I loop the shirt onto my belt in a makeshift belt bag. “No more options, May. Come on.” I wade into the river, extending my hand to her.
The water is cool, but in comparison to the summer heat, it’s almost a boon.
May bites her bottom lip, but she realizes as well as I do that there’s no time for hesitation. She takes my hand, following me into the river. Her eyes are wide with fear and pain, but she lets me pull her along until the water is too deep for us to stand up in.
“Boss! They’re in the river!” Brad yells back to Jake.
“What?” Jake stops on a small hill overlooking the river, and he lets out a loud sound. “Fuck! Go after them!”
It’s hard to hear them after that, though, because the river is so loud around us.
May is making panicked little noises, her breathing coming too fast. She’s starting to go under. “Chase. Chase, I can’t?—”
I hook an arm around her and bring her back up. “Remember what I taught you. We’re going to swim diagonally. Not against the current, but with it.”
It takes a lot more effort to swim in the river than in the pool, but the advantage here is that we’re moving even without our input. The current takes us away from Jake and Brad, and their shouting grows distant.
“It really hurts, Chase,” she tells me over the rush of the water, her voice wobbly but not nearly as desperate as I might’ve thought. “I’m not… not sure I can get all the way across.” She doesn’t give up, though, which is one of the things I love most about her. She just keeps trying, even when the odds are stacked against her.
“You can,” I tell her, for all that I’m fatigued myself.
I see her grimace, but she nods slightly without arguing with me.
We get closer to shore, little by little.

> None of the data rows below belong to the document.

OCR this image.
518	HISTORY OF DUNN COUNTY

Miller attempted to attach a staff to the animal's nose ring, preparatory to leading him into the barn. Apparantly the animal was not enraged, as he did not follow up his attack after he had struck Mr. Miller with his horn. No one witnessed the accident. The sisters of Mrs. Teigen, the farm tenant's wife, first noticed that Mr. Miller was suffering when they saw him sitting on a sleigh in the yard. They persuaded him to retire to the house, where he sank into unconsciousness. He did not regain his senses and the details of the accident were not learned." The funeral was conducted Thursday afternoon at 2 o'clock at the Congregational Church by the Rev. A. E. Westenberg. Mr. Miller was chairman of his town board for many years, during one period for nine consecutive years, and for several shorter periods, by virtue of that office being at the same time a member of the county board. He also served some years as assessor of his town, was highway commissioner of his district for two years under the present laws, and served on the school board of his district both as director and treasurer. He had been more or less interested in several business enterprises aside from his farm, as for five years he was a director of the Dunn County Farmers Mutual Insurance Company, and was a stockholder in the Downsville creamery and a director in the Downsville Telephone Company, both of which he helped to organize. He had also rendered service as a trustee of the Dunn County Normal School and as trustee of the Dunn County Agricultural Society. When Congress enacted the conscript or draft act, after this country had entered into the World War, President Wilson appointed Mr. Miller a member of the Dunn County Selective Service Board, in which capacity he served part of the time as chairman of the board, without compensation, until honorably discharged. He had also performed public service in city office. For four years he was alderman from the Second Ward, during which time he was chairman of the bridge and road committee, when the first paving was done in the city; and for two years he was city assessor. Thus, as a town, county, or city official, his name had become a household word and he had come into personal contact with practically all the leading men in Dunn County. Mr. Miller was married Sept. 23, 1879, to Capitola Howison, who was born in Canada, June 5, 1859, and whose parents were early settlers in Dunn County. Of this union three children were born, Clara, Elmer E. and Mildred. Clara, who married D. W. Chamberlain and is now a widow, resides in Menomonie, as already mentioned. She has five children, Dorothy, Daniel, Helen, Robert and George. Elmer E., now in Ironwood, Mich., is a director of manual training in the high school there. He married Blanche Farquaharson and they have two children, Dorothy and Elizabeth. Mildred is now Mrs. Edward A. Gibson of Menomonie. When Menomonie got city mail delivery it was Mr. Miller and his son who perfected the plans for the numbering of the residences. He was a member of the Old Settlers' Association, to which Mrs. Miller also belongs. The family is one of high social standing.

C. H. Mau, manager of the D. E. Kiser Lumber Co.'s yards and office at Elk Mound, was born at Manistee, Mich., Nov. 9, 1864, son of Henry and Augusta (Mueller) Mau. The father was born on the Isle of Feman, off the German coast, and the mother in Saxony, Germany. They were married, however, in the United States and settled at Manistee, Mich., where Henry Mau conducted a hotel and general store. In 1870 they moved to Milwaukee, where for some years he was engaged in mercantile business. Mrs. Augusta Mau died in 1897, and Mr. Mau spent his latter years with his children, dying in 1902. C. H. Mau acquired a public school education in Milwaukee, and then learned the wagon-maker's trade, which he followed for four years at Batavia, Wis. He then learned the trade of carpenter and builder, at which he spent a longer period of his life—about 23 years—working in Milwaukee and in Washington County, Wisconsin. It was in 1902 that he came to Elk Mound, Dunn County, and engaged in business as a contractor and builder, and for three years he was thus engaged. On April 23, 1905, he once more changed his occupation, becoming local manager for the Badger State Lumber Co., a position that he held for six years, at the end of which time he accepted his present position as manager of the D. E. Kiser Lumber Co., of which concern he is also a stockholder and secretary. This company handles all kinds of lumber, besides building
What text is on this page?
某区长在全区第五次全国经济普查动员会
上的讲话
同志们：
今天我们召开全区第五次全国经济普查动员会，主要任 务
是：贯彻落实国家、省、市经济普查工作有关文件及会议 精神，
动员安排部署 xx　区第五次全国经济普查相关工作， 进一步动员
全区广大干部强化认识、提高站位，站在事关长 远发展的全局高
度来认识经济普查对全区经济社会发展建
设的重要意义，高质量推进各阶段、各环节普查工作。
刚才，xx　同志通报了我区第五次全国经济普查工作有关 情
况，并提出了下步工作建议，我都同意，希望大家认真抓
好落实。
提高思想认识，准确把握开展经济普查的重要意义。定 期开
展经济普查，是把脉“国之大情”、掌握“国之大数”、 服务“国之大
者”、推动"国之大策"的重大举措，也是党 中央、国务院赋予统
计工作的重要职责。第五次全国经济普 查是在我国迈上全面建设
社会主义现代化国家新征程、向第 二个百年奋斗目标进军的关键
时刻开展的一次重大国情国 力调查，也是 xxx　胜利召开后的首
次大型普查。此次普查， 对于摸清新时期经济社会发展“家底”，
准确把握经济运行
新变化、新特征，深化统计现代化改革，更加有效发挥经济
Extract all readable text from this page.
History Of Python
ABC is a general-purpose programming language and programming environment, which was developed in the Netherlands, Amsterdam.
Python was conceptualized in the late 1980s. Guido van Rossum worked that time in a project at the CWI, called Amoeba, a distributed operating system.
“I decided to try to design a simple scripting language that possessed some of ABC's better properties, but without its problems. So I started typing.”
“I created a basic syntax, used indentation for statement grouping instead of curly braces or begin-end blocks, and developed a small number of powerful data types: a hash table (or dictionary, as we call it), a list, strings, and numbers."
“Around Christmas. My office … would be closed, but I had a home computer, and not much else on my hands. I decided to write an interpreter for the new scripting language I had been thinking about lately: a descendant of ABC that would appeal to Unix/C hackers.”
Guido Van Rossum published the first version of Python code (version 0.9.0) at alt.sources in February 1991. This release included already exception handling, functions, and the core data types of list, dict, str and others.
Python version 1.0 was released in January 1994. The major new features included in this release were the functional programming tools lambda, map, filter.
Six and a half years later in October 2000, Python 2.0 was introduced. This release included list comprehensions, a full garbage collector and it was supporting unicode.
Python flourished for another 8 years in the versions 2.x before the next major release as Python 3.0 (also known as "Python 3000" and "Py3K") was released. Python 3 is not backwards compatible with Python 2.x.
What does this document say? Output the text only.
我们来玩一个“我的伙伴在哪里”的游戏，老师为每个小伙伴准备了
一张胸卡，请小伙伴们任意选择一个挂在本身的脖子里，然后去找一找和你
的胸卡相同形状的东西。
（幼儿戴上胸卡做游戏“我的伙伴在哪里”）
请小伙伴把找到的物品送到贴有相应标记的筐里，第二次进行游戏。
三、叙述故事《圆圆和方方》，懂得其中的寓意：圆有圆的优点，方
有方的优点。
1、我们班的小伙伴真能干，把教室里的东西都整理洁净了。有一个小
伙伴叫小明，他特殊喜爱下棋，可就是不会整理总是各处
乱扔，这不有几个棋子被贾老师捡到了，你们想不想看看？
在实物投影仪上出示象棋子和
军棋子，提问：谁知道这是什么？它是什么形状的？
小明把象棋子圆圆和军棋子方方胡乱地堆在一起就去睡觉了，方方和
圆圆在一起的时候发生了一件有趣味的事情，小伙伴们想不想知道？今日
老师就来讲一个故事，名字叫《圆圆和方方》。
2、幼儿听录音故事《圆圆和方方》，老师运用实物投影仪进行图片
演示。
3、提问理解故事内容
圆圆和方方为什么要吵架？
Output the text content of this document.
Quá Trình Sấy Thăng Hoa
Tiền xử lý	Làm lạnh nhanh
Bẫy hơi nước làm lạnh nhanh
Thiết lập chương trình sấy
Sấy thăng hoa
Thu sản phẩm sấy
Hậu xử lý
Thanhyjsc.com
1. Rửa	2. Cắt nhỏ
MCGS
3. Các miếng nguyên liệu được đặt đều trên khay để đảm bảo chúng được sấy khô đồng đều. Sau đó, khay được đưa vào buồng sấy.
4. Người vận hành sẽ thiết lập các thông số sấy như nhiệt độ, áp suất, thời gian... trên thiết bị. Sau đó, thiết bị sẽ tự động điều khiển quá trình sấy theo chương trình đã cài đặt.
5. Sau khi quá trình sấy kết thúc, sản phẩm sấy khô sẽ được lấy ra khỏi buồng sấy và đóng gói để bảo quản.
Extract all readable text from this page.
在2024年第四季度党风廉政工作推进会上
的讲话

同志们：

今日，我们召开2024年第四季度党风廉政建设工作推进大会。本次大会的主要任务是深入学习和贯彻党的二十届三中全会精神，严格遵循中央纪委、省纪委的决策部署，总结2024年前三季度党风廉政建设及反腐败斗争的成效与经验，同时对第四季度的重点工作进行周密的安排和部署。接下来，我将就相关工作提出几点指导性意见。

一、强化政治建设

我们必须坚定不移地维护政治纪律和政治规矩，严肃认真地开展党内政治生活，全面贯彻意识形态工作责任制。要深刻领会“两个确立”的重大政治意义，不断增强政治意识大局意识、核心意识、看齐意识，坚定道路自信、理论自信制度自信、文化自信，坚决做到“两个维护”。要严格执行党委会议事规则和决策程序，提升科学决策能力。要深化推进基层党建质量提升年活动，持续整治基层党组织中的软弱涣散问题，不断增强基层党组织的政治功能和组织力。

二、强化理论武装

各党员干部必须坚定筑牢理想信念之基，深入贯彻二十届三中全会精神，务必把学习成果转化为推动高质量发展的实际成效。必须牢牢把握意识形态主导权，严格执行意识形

She breathes like I taught her and does her best to be more than a dead weight in the water.
By the time we reach the other side, both of us bruised from rocks and debris, the sun is beginning to set. I drag us out of the water, and we collapse onto the sandy riverbed.
“Fuck,” I say.
I twine my hand with May’s. She squeezes mine briefly, but she doesn’t move beyond that. “Fuck,” she agrees, letting out a soft wheeze of a half-laugh, half-sob.
We lie there for a moment, trying to catch our breath, then I tell her, “We need to move.”
“You think they were able to follow us through that?” she asks, lifting her head slightly. She looks even worse than she did, shivering and exhausted.
“Not really,” I say. “But I think we need to find a way to dry off.” I sit up with a long groan and extend my hand to her once more. She looks at it and, after a long beat, takes it.
I help her up, and we end up staring at each other.
“We’ll get you to safety,” I promise her.
“I’m sorry I left,” May says, her eyes glimmering with tears. “I just?—”
I put a finger over her lips. “I found you again, Ah-May. You’re mine. You know that, right? I’m not going to ever let you go.”
To my shock, she kisses my finger.
I watch in awe. Then I pull my finger away and lean down to kiss her, pouring all of my desperation into that kiss.
She kisses back—with no real skill, but that’s all right. It’s just something else I have to teach her, something she seems willing to learn now.
It only took a near-death experience.
When she pulls away, May rests her head against my shoulder. “It hurts,” she admits. “I think it’s just bleeding a lot, though. I don’t think she managed to cut that deep before Baba…” She trails off, burying her face against my wet chest.
“I’m sorry,” I say with more earnestness than I expect. “I didn’t expect Simon to… well, in the end, he was a lot braver than I thought.”
“In the end,” she repeats, choking back a sob. “He can’t be dead. There’s so much we didn’t get to say. I was so fucking mad at him.”